Just a few steps beyond the glassmaker’s, shielded from the out-blast by a row of pillars, Merity Chass continued to stride on, her weeping maids huddled behind her.

“This is not happening,” Merity Chass told herself. “This is not happening.”

Multiple shell hits lit up the Curtain Wall around Hass West. An antiaircraft post, the one that had been slow rising from its pit, was blown away and its ignited munitions tore a bite out of the wall.

Captain Daur traversed his guns and looked for an enemy. The grasslands were blank. Long-range weapons were reaching them, utterly beyond their power to resist.

If they even had the authority.

“Captain Daur to Marshal Gnide! Give us permission to arm! Give the order! Marshal, I’m begging you!”

In the dull quiet of the audience chamber, Gnide’s corpse was lifted away from the carpet by the slack puppets. The desperate voice of Daur and hundreds of other field commanders bayed unheard from his vox-plug.

Three shells hit Hass West Fort in series. The first ignited the battery munitions. The second vaporised Corporal Bendace and sixteen other troopers. The third, a crippling Shockwave, splintered the tower top and caused a vast chunk of rampart to slump away in a torrent of stone, dust and fire. Captain Daur fell with it, caught in the avalanche of rockcrete and ceramite. Fie had still not received the order to arm from the House Command.

In the Iron Tank, Salvador Sondar, High Master of Vervunhive, drifted and dreamed. The satisfaction he had gained from asserting his mastery over that fool Gnide was ebbing. There was something akin to pain creeping into him across the mind-impulse links that hooked his cortex into the data-tides and production autoledgers of the hive. He rolled over in the warm suspension fluid and accessed the information currents of the Legislature and the guilds. The hive was… under attack.

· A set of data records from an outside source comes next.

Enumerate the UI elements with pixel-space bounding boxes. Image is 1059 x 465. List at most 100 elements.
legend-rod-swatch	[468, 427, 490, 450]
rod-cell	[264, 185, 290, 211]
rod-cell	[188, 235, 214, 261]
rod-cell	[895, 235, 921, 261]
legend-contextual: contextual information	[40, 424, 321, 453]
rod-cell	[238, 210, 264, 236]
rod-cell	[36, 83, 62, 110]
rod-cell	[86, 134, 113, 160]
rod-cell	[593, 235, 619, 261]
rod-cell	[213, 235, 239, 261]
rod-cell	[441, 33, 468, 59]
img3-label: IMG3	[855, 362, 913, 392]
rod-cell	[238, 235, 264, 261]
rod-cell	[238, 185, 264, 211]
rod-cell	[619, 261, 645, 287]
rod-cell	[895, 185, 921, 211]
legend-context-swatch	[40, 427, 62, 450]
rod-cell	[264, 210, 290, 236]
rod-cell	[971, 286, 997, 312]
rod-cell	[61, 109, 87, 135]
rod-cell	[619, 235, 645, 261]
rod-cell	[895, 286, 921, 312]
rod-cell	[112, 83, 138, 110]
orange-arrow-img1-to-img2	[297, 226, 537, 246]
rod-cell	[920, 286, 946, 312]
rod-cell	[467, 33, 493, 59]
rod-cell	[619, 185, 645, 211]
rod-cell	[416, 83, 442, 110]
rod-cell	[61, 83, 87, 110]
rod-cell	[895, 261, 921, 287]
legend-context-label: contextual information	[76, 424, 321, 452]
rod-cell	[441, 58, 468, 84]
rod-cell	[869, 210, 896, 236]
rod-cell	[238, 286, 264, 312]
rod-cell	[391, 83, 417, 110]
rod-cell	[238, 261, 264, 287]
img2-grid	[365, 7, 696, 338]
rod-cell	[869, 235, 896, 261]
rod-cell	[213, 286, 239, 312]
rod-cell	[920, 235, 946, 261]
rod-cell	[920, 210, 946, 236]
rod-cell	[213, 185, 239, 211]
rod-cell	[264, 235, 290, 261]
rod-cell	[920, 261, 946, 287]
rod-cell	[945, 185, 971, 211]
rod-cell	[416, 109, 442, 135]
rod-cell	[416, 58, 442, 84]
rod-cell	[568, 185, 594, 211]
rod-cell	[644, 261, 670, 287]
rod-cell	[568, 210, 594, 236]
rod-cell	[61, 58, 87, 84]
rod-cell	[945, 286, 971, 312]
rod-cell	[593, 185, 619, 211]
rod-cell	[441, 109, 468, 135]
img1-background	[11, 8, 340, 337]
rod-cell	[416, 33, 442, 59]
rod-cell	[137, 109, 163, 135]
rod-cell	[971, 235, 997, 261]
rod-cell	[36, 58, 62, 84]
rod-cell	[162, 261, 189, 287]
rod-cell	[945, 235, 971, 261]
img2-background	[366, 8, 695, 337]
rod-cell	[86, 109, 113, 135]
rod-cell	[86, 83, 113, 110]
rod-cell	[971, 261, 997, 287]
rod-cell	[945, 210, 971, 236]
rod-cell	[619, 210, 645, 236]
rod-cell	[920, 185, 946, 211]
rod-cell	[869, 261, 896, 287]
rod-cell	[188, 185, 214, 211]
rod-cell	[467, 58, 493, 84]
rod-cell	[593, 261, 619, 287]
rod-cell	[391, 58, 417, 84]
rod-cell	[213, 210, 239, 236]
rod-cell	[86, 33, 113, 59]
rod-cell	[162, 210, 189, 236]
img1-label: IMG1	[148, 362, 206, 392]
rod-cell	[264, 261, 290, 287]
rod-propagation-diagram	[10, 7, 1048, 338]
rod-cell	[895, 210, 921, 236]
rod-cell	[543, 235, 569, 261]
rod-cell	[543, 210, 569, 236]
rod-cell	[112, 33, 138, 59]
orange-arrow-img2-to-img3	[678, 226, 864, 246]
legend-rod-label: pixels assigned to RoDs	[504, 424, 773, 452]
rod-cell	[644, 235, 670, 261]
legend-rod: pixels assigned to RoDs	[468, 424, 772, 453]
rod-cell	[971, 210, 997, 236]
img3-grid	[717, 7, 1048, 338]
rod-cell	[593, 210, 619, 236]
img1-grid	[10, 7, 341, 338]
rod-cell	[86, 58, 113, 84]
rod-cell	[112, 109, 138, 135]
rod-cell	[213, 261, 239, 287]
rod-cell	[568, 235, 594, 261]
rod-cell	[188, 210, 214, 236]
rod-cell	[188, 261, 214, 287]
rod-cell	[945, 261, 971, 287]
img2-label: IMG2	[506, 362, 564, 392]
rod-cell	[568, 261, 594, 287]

He retuned his link to confirm. Even when the information was verified, it seemed wrong. There was a discrepancy that his mind could not resolve. Vervunhive was attacked. Yet this should not be.

He needed time to think.

Petulantly, he activated the Shield generators.

TWO

AN OCHRE WAVE

“Be it one man or one million, the enemy of the Imperium must be treated the same and denied with all diligence.”

—Pius Kowle, Imperial Commissar,

from his public education leaflets

Dusk came early at the end of the first day. The darkening sky was stained darker still by the smoke plumes rising from the hive and its outer districts, and by the great ashen pall looming over the salt grasslands to the south. Thick, fire-swollen, black smoke boiled up from the mining district and the heavy industrial suburbs south of the Curtain Wall, and a murky brown flare of burning fuel rose from ruptured tanks and silos on the Hass docks to the north of the river. Other threads of white, grey and mauve smoke rose from hundreds of smaller, individual fires.

The bombardment continued, even though the Shield had been raised. A vast, translucent umbrella of field-energy extended out from the great Shield Pylon in the central district and unfurled itself in a dome that reached down to anchor substations inside the Curtain Wall. Thousands of shells and missiles burst against it every minute, dimpling the cloudy energy and making it ripple and wobble like green gelatine. From inside the Shield, it looked as if the green sky was blossoming with fire.

Observers on the southern wall, most of them soldiers of Vervun Primary, trained their scopes and magnoculars through the rising smoke and fires in the outer habs and saw the distant grass horizon flickering with a wall of flame seventy kilometres wide. The grass smoke—ash-grey but streaked with black from individual infernos down below the skyline—tarnished the southern sky in the dying light. Bright, brief flashes underlit the horizon smoke, hinting at the fierce armour battle taking place just out of sight. No communications had been received from General Vegolain’s armoured column for two hours.